The Cato institute has a short paper pointing out that most of the harm done by terrorism comes from our over-reaction to it (in terms of money diverted to security from more meaningful programs, additional hassle and fearful customers staying away) than the miniscule amount of damage that a terrorist attack itself delivers in terms of damage or loss of life. (For example, the paper points out that “in almost all years, the total number of people worldwide who die at the hands of international terrorists anywhere in the world is not much more than the number who drown in bathtubs in the United States.”
It seems to me I’ve heard this idea somewhere before:
I am certain that my fellow Americans expect that on my induction into the Presidency I will address them with a candor and a decision which the present situation of our people impel. This is preeminently the time to speak the truth, the whole truth, frankly and boldly. Nor need we shrink from honestly facing conditions in our country today. This great Nation will endure as it has endured, will revive and will prosper. So, first of all, let me assert my firm belief that the only thing we have to fear is fear itself—nameless, unreasoning, unjustified terror which paralyzes needed efforts to convert retreat into advance. In every dark hour of our national life a leadership of frankness and vigor has met with that understanding and support of the people themselves which is essential to victory. I am convinced that you will again give that support to leadership in these critical days.
We need words like these today as much as we did then, from the highest of offices to the local community.

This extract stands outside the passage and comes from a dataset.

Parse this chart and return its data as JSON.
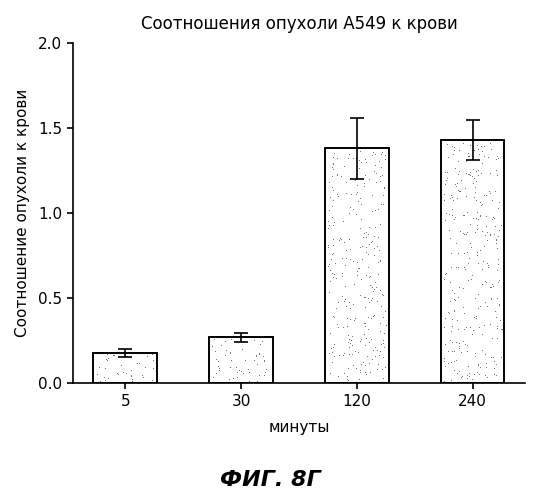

With all the doping scandals in sports news lately, I keep wondering why, exactly, doping is against the rules in the first place:
Is it because doping is unsafe and encourages children to be unsafe as well? Then we shouldn’t allow people with osteonecrosis to compete either — that’s just asking for trouble. Alternatively, we should only outlaw those kinds of doping that are clearly more dangerous than the extreme stress athletes put their bodies through as a normal part of training.
Is it because doping rewards the athletes who have the best pharmacists money can buy? Then we should outlaw expensive trainers and coaches too.
Is it because we want to test the human rather than what they put in their bodies? Then don’t allow pitchers to pop ibuprofen like vitamins, and while you’re at it outlaw the traditional carbo-loading spaghetti dinner the night before a marathon.
I don’t mean to dismiss these reasons entirely, but there seems to be an underlying prejudice against any form of “unnatural augmentation” that bothers me. Training for professional athletics by definition pushes one’s body to and sometimes beyond its natural limits, and as long as those dangers aren’t too extreme our society accepts that. We should accept the risks of doping to the same degree. As for the “naturalness” of doping, the line between training in high altitudes and eating right, on the one hand, and blood doping or even anabolic steroids on the other seem pretty arbitrary.